Kaiming’s initialization

\[ \mathbb{V}\left[K_{h, o ; s, t}^{\ell, i}\right]=\frac{2}{c_{\ell}(2 k+1)^{2}} \]

Here we can take this Kaiming’s initialization as:

  • Double the Xavier’s choice, and get

\[ \mathbb{V}\left[K_{h, o ; s, t}^{\ell, i}\right]=\frac{4}{\left(c_{\ell}+h_{\ell}\right)(2 k+1)^{2}} \]
  • Then pick \(c_{\ell}\) or \(h_{\ell}\) for final result

\[ \mathbb{V}\left[K_{h, o ; s, t}^{\ell, i}\right]=\frac{4}{\left(c_{\ell}+h_{\ell}\right)(2 k+1)^{2}}=\frac{2}{c_{\ell}(2 k+1)^{2}} \]

And they have the both uniform and normal distribution type.

../../_images/img14.png

Fig. 16 The convergence of a 22-layer large model.

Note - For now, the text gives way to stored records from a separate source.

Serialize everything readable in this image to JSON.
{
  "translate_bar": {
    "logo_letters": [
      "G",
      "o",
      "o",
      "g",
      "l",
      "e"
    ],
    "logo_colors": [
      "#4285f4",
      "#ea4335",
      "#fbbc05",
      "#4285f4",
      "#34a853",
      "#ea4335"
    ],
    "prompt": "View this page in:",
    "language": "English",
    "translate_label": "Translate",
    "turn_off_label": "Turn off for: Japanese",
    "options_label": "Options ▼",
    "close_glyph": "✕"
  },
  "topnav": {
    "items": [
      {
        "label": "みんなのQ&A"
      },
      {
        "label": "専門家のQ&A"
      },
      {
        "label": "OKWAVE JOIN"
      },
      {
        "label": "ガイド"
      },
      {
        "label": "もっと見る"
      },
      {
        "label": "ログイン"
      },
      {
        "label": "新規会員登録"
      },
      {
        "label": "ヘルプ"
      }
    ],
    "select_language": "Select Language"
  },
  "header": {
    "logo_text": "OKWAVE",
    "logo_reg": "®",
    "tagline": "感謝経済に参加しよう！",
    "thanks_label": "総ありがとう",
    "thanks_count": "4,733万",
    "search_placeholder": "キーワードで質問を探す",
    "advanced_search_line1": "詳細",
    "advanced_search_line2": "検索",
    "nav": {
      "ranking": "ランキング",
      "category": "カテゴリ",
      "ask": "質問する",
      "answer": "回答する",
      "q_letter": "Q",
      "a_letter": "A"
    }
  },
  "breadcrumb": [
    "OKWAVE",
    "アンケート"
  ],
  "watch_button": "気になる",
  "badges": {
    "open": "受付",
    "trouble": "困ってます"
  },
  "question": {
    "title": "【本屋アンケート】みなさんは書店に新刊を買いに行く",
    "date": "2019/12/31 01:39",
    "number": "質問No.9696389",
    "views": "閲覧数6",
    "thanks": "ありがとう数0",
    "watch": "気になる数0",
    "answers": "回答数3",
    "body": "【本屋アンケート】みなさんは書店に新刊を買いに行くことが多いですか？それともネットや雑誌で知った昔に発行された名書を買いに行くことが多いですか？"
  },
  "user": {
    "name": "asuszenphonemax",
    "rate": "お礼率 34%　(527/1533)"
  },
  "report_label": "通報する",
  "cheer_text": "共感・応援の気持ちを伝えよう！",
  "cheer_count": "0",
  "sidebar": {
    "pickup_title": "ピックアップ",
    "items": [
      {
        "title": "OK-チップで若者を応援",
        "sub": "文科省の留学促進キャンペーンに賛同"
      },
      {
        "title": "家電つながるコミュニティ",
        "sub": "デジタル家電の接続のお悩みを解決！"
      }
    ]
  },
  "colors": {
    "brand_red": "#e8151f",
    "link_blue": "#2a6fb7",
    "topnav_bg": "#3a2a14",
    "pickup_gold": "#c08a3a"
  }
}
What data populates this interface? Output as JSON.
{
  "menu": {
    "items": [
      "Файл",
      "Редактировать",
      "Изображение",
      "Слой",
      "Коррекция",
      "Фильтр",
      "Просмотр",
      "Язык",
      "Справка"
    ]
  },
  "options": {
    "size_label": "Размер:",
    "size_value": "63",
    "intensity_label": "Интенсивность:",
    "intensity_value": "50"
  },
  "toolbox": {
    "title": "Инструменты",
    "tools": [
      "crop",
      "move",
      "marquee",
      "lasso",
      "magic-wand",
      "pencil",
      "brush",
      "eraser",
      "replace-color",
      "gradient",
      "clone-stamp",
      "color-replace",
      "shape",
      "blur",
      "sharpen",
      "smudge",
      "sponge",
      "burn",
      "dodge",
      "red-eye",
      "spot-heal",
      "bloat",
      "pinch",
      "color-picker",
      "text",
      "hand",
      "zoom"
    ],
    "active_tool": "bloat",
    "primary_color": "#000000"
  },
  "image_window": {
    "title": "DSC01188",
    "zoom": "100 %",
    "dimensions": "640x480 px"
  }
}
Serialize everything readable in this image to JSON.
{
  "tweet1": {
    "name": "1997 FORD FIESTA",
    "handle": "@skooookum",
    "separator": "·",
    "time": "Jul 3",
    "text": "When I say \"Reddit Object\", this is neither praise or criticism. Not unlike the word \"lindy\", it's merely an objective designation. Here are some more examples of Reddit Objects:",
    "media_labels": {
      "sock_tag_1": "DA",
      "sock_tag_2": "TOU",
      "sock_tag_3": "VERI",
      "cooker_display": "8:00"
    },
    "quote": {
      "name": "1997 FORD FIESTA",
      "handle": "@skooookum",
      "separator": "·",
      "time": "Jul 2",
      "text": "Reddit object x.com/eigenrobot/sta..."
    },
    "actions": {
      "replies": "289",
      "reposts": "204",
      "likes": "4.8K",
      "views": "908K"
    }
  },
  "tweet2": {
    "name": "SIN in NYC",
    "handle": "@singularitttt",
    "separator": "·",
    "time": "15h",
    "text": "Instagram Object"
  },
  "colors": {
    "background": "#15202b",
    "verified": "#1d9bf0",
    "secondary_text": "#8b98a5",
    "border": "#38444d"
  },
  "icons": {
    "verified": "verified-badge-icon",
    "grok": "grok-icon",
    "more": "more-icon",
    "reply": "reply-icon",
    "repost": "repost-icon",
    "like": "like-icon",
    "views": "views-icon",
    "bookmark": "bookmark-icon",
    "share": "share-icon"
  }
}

The \(x\)-axis is the number of training epochs. The y-axis is the top-1 error of 3,000 random val samples, evaluated on the center crop. Use ReLU as the activation for both cases. Both Kaiming’s initialization (red) and “Xavier’s” (blue) lead to convergence, but Kaiming’s initialization starts reducing error earlier.

../../_images/img22.png

Fig. 17 The convergence of a 30-layer small model

Use ReLU as the activation for both cases. Kaiming’s initialization (red) is able to make it converge. But “Xavier’s” (blue) completely stalls - It is also verified that that its gradients are all diminishing. It does not converge even given more epochs. Given a 22-layer model, in cifar10 the convergence with Kaiming’s initialization is faster than Xavier’s, but both of them are able to converge and the validation accuracies with two different initialization are about the same(error is \(33.82,33.90)\).

With extremely deep model with up to 30 layers, Kaiming’s initialization is able to make the model convergence. On the contrary, Xavier’s method completely stalls the learning.